MEIC-A: Bibliographic Metadata Harvesting to Support the Management of an Institutional Repository

2 Novembro 2012, 18:03 - Fátima Sampaio

Dissertação: Bibliographic Metadata Harvesting to Support the Management of an Institutional Repository

Candidato: Nº 62595 Ricardo Miguel Loureiro da Costa

Presidente: Professor José Carlos Alves Pereira Monteiro

Orientador: Professor José Luís Brinquete Borbinha

Vogal: Professor Bruno Emanuel da Graça Martins

Data: 6/11/2012 – 14:30 h / Sala de Reuniões 2, Pavilhão de Informática II, IST, Alameda.

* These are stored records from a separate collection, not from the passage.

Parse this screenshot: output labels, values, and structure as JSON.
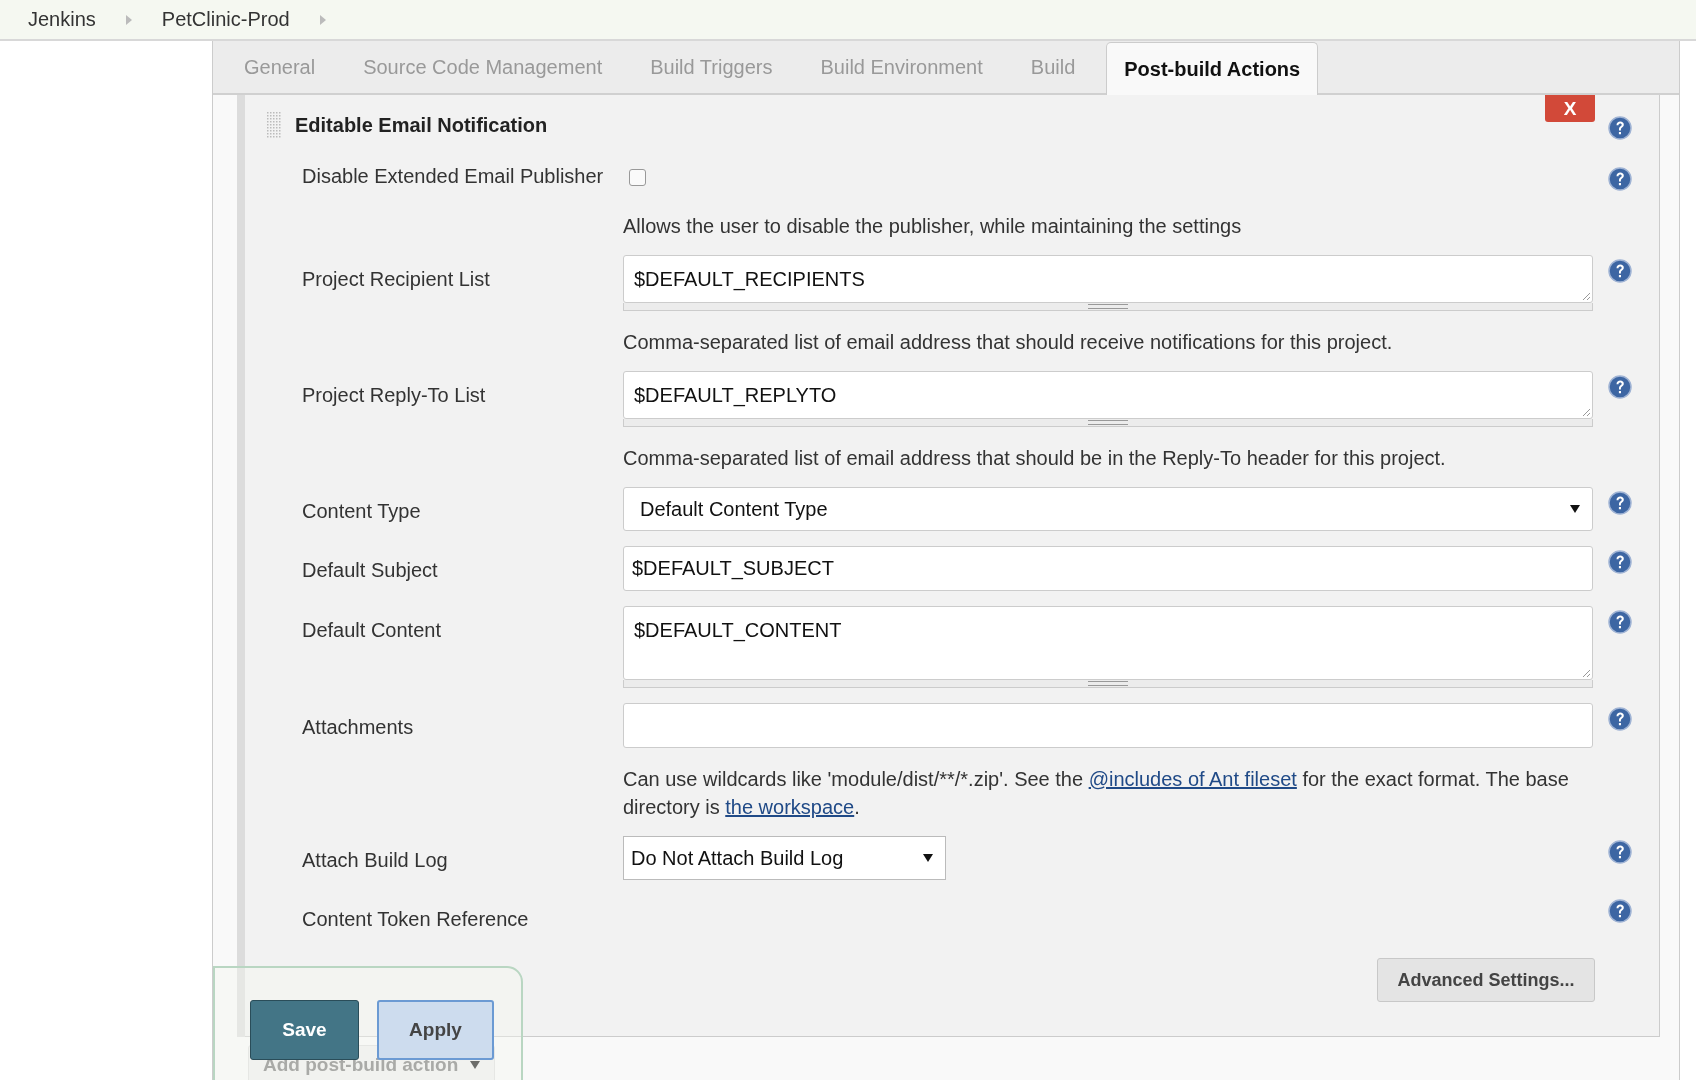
{
  "breadcrumbs": [
    {
      "label": "Jenkins"
    },
    {
      "label": "PetClinic-Prod"
    }
  ],
  "tabs": [
    {
      "label": "General",
      "selected": false
    },
    {
      "label": "Source Code Management",
      "selected": false
    },
    {
      "label": "Build Triggers",
      "selected": false
    },
    {
      "label": "Build Environment",
      "selected": false
    },
    {
      "label": "Build",
      "selected": false
    },
    {
      "label": "Post-build Actions",
      "selected": true
    }
  ],
  "section": {
    "title": "Editable Email Notification",
    "delete_button": "X",
    "rows": [
      {
        "kind": "checkbox",
        "label": "Disable Extended Email Publisher",
        "checked": false,
        "description": [
          {
            "text": "Allows the user to disable the publisher, while maintaining the settings"
          }
        ]
      },
      {
        "kind": "textarea",
        "label": "Project Recipient List",
        "value": "$DEFAULT_RECIPIENTS",
        "description": [
          {
            "text": "Comma-separated list of email address that should receive notifications for this project."
          }
        ]
      },
      {
        "kind": "textarea",
        "label": "Project Reply-To List",
        "value": "$DEFAULT_REPLYTO",
        "description": [
          {
            "text": "Comma-separated list of email address that should be in the Reply-To header for this project."
          }
        ]
      },
      {
        "kind": "select",
        "label": "Content Type",
        "value": "Default Content Type"
      },
      {
        "kind": "text",
        "label": "Default Subject",
        "value": "$DEFAULT_SUBJECT"
      },
      {
        "kind": "bigtextarea",
        "label": "Default Content",
        "value": "$DEFAULT_CONTENT"
      },
      {
        "kind": "text",
        "label": "Attachments",
        "description": [
          {
            "text": "Can use wildcards like 'module/dist/**/*.zip'. See the "
          },
          {
            "link": "@includes of Ant fileset"
          },
          {
            "text": " for the exact format. The base directory is "
          },
          {
            "link": "the workspace"
          },
          {
            "text": "."
          }
        ]
      },
      {
        "kind": "shortselect",
        "label": "Attach Build Log",
        "value": "Do Not Attach Build Log"
      },
      {
        "kind": "label",
        "label": "Content Token Reference"
      }
    ],
    "advanced_button": "Advanced Settings...",
    "add_action_button": "Add post-build action"
  },
  "save_bar": {
    "buttons": [
      {
        "label": "Save",
        "kind": "primary"
      },
      {
        "label": "Apply",
        "kind": "secondary"
      }
    ]
  }
}
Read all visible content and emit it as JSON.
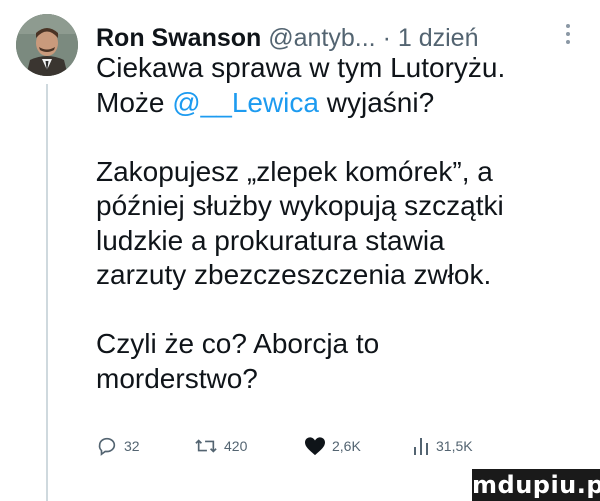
{
  "author": {
    "name": "Ron Swanson",
    "handle": "@antyb...",
    "separator": "·",
    "time": "1 dzień"
  },
  "tweet": {
    "lines": [
      "Ciekawa sprawa w tym Lutoryżu.",
      "",
      "",
      "Zakopujesz „zlepek komórek”, a",
      "później służby wykopują szczątki",
      "ludzkie a prokuratura stawia",
      "zarzuty zbezczeszczenia zwłok.",
      "",
      "Czyli że co? Aborcja to",
      "morderstwo?"
    ],
    "line2_prefix": "Może ",
    "line2_mention": "@__Lewica",
    "line2_suffix": " wyjaśni?"
  },
  "actions": {
    "replies": "32",
    "retweets": "420",
    "likes": "2,6K",
    "views": "31,5K"
  },
  "icons": {
    "reply": "comment-icon",
    "retweet": "retweet-icon",
    "like": "heart-icon",
    "views": "views-chart-icon",
    "more": "more-vertical-icon"
  },
  "colors": {
    "text": "#0f1419",
    "muted": "#536471",
    "mention": "#1d9bf0",
    "thread_line": "#cfd9de"
  },
  "watermark": "mdupiu.pl"
}
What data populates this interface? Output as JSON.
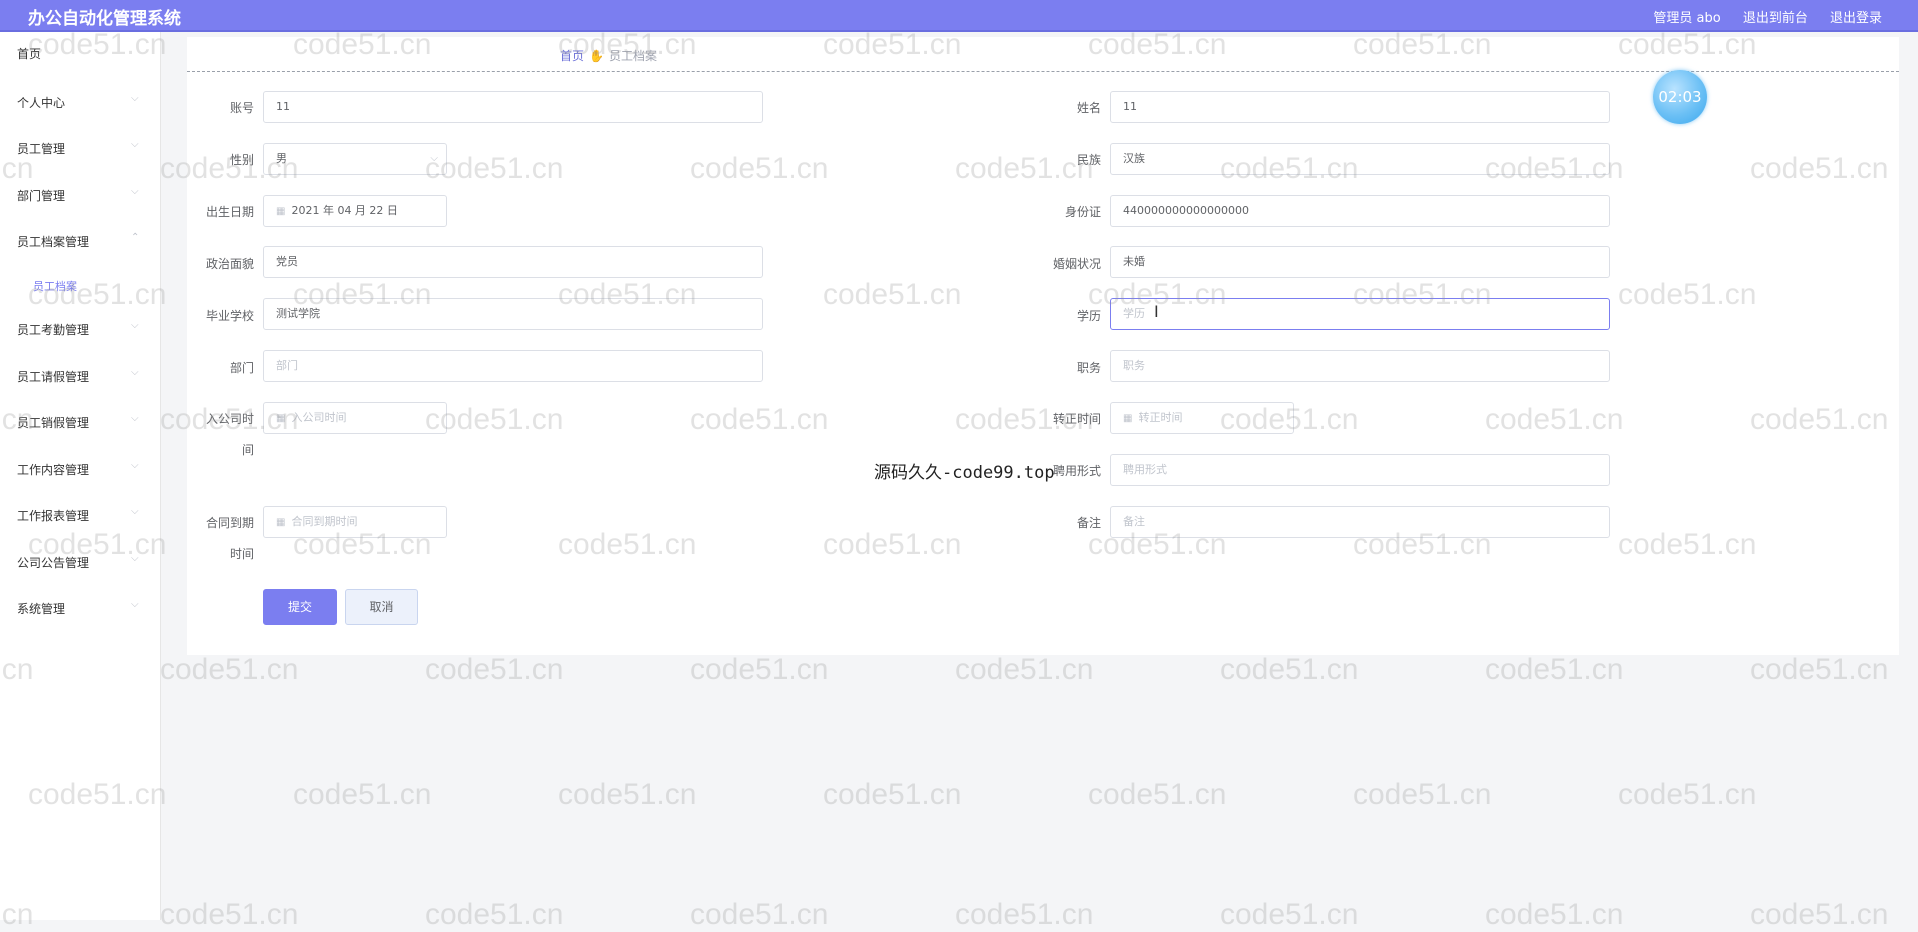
{
  "header": {
    "title": "办公自动化管理系统",
    "user": "管理员 abo",
    "front_link": "退出到前台",
    "logout_link": "退出登录"
  },
  "sidebar": {
    "items": [
      {
        "label": "首页"
      },
      {
        "label": "个人中心"
      },
      {
        "label": "员工管理"
      },
      {
        "label": "部门管理"
      },
      {
        "label": "员工档案管理"
      },
      {
        "label": "员工考勤管理"
      },
      {
        "label": "员工请假管理"
      },
      {
        "label": "员工销假管理"
      },
      {
        "label": "工作内容管理"
      },
      {
        "label": "工作报表管理"
      },
      {
        "label": "公司公告管理"
      },
      {
        "label": "系统管理"
      }
    ],
    "sub_item": "员工档案"
  },
  "breadcrumb": {
    "home": "首页",
    "current": "员工档案"
  },
  "clock": "02:03",
  "form": {
    "account": {
      "label": "账号",
      "value": "11"
    },
    "name": {
      "label": "姓名",
      "value": "11"
    },
    "gender": {
      "label": "性别",
      "value": "男"
    },
    "ethnicity": {
      "label": "民族",
      "value": "汉族"
    },
    "birthdate": {
      "label": "出生日期",
      "value": "2021 年 04 月 22 日"
    },
    "id_card": {
      "label": "身份证",
      "value": "440000000000000000"
    },
    "political": {
      "label": "政治面貌",
      "value": "党员"
    },
    "marital": {
      "label": "婚姻状况",
      "value": "未婚"
    },
    "school": {
      "label": "毕业学校",
      "value": "测试学院"
    },
    "education": {
      "label": "学历",
      "placeholder": "学历"
    },
    "department": {
      "label": "部门",
      "placeholder": "部门"
    },
    "position": {
      "label": "职务",
      "placeholder": "职务"
    },
    "join_date": {
      "label_line1": "入公司时",
      "label_line2": "间",
      "placeholder": "入公司时间"
    },
    "regular_date": {
      "label": "转正时间",
      "placeholder": "转正时间"
    },
    "employment": {
      "label": "聘用形式",
      "placeholder": "聘用形式"
    },
    "contract_date": {
      "label_line1": "合同到期",
      "label_line2": "时间",
      "placeholder": "合同到期时间"
    },
    "remark": {
      "label": "备注",
      "placeholder": "备注"
    },
    "submit": "提交",
    "cancel": "取消"
  },
  "watermark": "code51.cn",
  "overlay": "源码久久-code99.top"
}
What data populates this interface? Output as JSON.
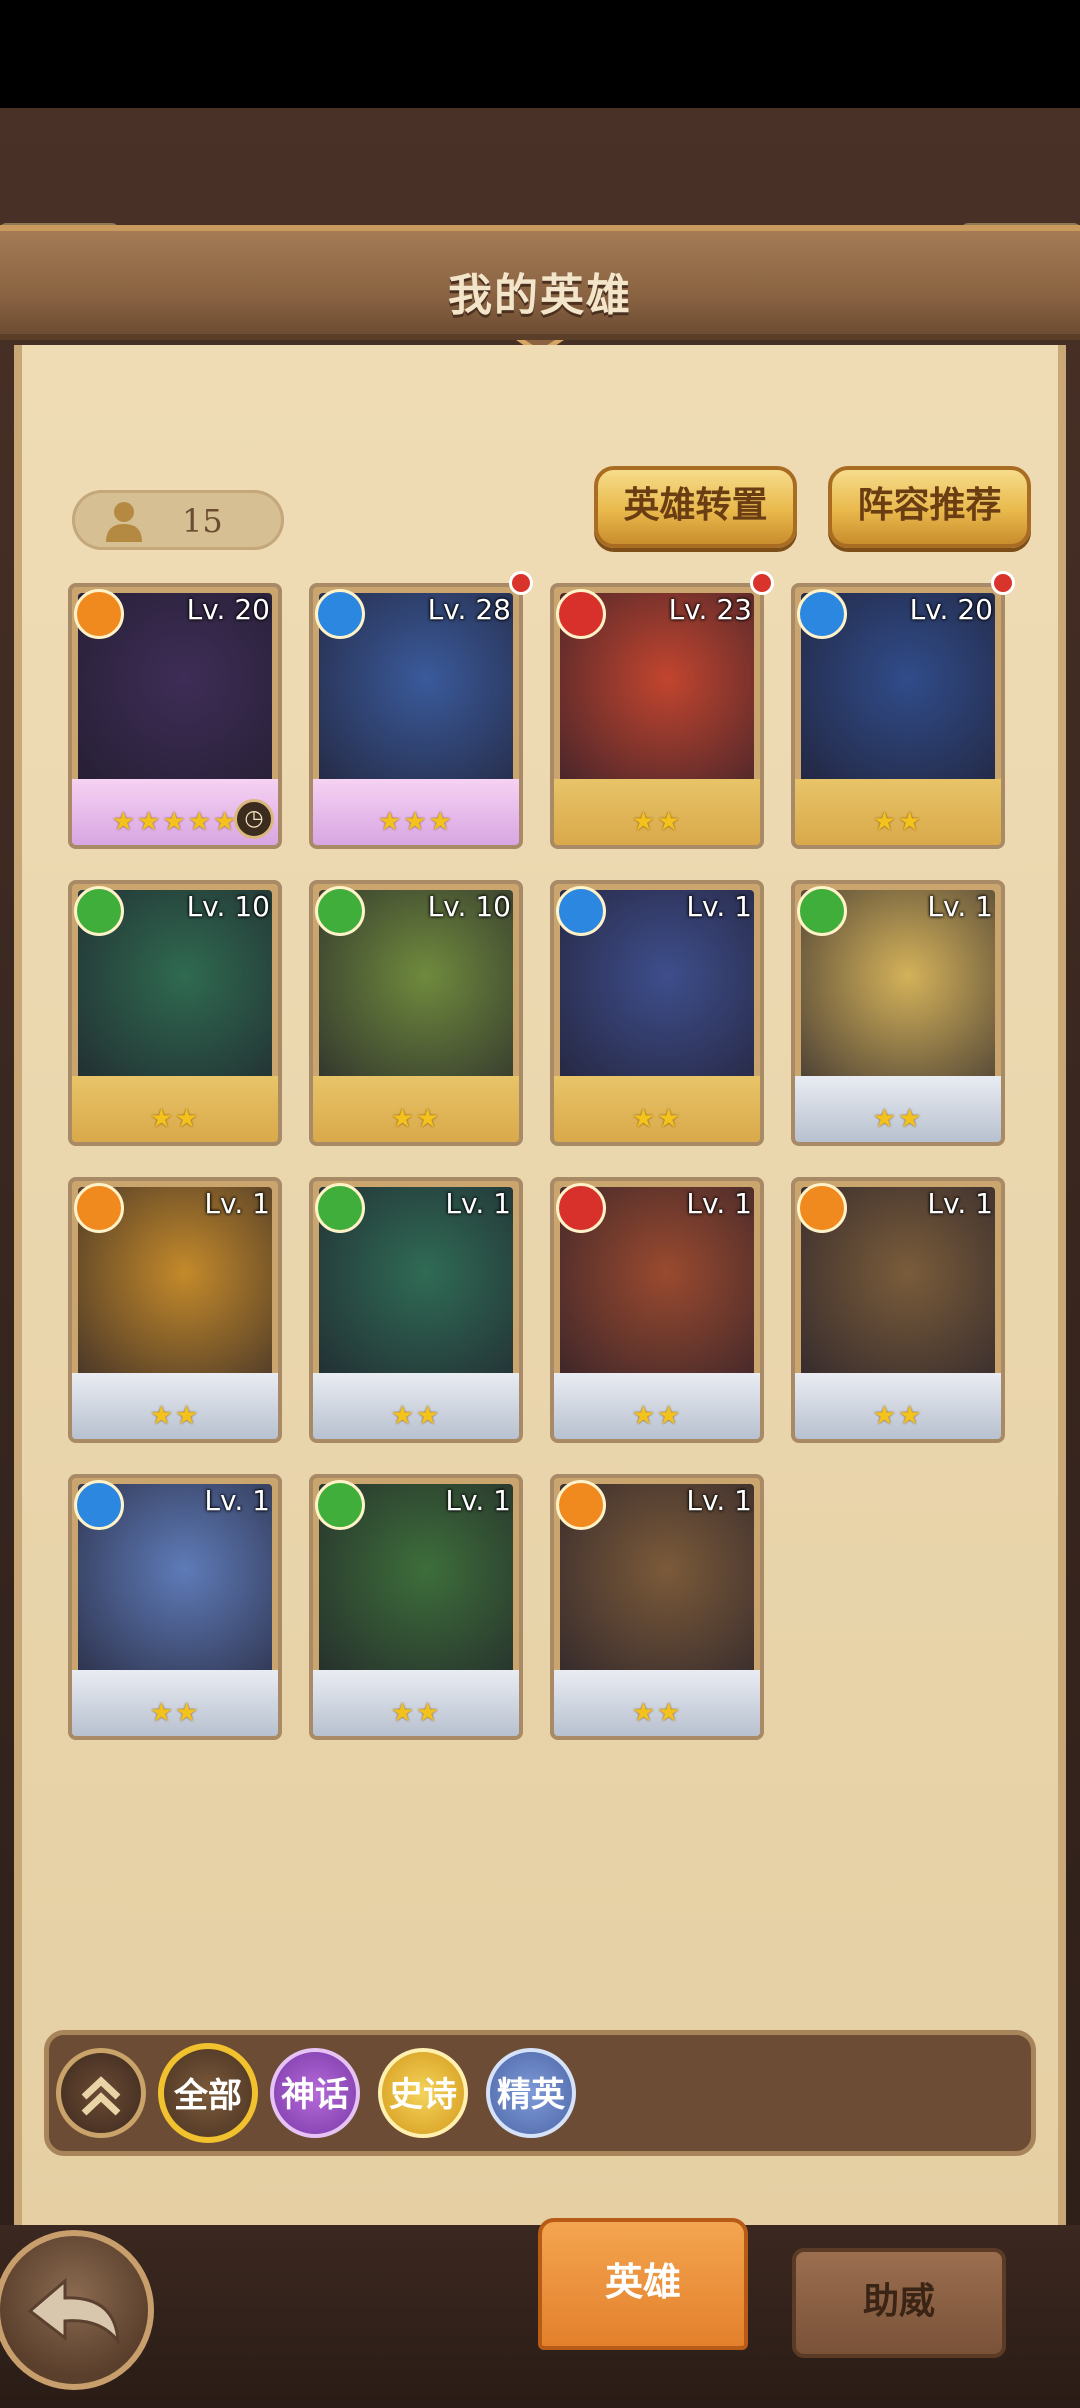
{
  "title": "我的英雄",
  "hero_count": "15",
  "buttons": {
    "transfer": "英雄转置",
    "lineup": "阵容推荐"
  },
  "heroes": [
    {
      "level": "Lv. 20",
      "element": "fire",
      "rarity": "legend",
      "stars": "★★★★★",
      "timer": true
    },
    {
      "level": "Lv. 28",
      "element": "water",
      "rarity": "legend",
      "stars": "★★★",
      "new": true
    },
    {
      "level": "Lv. 23",
      "element": "blood",
      "rarity": "gold",
      "stars": "★★",
      "new": true
    },
    {
      "level": "Lv. 20",
      "element": "water",
      "rarity": "gold",
      "stars": "★★",
      "new": true
    },
    {
      "level": "Lv. 10",
      "element": "nature",
      "rarity": "gold",
      "stars": "★★"
    },
    {
      "level": "Lv. 10",
      "element": "nature",
      "rarity": "gold",
      "stars": "★★"
    },
    {
      "level": "Lv. 1",
      "element": "water",
      "rarity": "gold",
      "stars": "★★"
    },
    {
      "level": "Lv. 1",
      "element": "nature",
      "rarity": "silver",
      "stars": "★★"
    },
    {
      "level": "Lv. 1",
      "element": "fire",
      "rarity": "silver",
      "stars": "★★"
    },
    {
      "level": "Lv. 1",
      "element": "nature",
      "rarity": "silver",
      "stars": "★★"
    },
    {
      "level": "Lv. 1",
      "element": "blood",
      "rarity": "silver",
      "stars": "★★"
    },
    {
      "level": "Lv. 1",
      "element": "fire",
      "rarity": "silver",
      "stars": "★★"
    },
    {
      "level": "Lv. 1",
      "element": "water",
      "rarity": "silver",
      "stars": "★★"
    },
    {
      "level": "Lv. 1",
      "element": "nature",
      "rarity": "silver",
      "stars": "★★"
    },
    {
      "level": "Lv. 1",
      "element": "fire",
      "rarity": "silver",
      "stars": "★★"
    }
  ],
  "filters": {
    "all": "全部",
    "mythic": "神话",
    "epic": "史诗",
    "elite": "精英"
  },
  "tabs": {
    "hero": "英雄",
    "assist": "助威"
  },
  "colors": {
    "fire": "#f08a1e",
    "water": "#2b87e0",
    "blood": "#d8312b",
    "nature": "#3fae3a",
    "portrait_bg": [
      "#3e2d57",
      "#3a5a9b",
      "#c2452f",
      "#304c8a",
      "#2f6a50",
      "#6f8a3d",
      "#3e4e8c",
      "#d4b25a",
      "#c48a2a",
      "#2f6b55",
      "#9a4a2f",
      "#7a5c3a",
      "#5e7bb8",
      "#3d6e3a",
      "#7b5a39"
    ]
  }
}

Abstract: This thesis approaches the problem of automatic harvesting of bibliographic metadata records from several indexing services, in the context of population institutional repositories. Since manual inserting the records is a tedious and error-prone task, the automation of the process intends to facilitate the management of a repository. However, the automated harvest of records has to deal with the problem of identifying authors and with the need to consolidate duplicate records retrieved from different services. In an approach to the automation of the aforementioned task, we introduce a system that proposes to harvest bibliographic metadata records from different information sources publicly available, identify and consolidate the retrieved records that are considered duplicates and make available the results of such consolidation to external parties that are interested in the information, such as an institutional repository.
The proposed system was tested with real bibliographic metadata corresponding to scientific publications of a subset of faculty members at Instituto Superior Técnico. The results of the evaluation show that, despite the required time to identify and consolidate, the merged records contain a valid aggregation of all available information in the system and can be efficiently accessed by external entities through a machine-to-machine interface.

Keywords: Bibliographic Metadata, Automated Harvesting, Institutional Repositories, Duplicate Consolidation.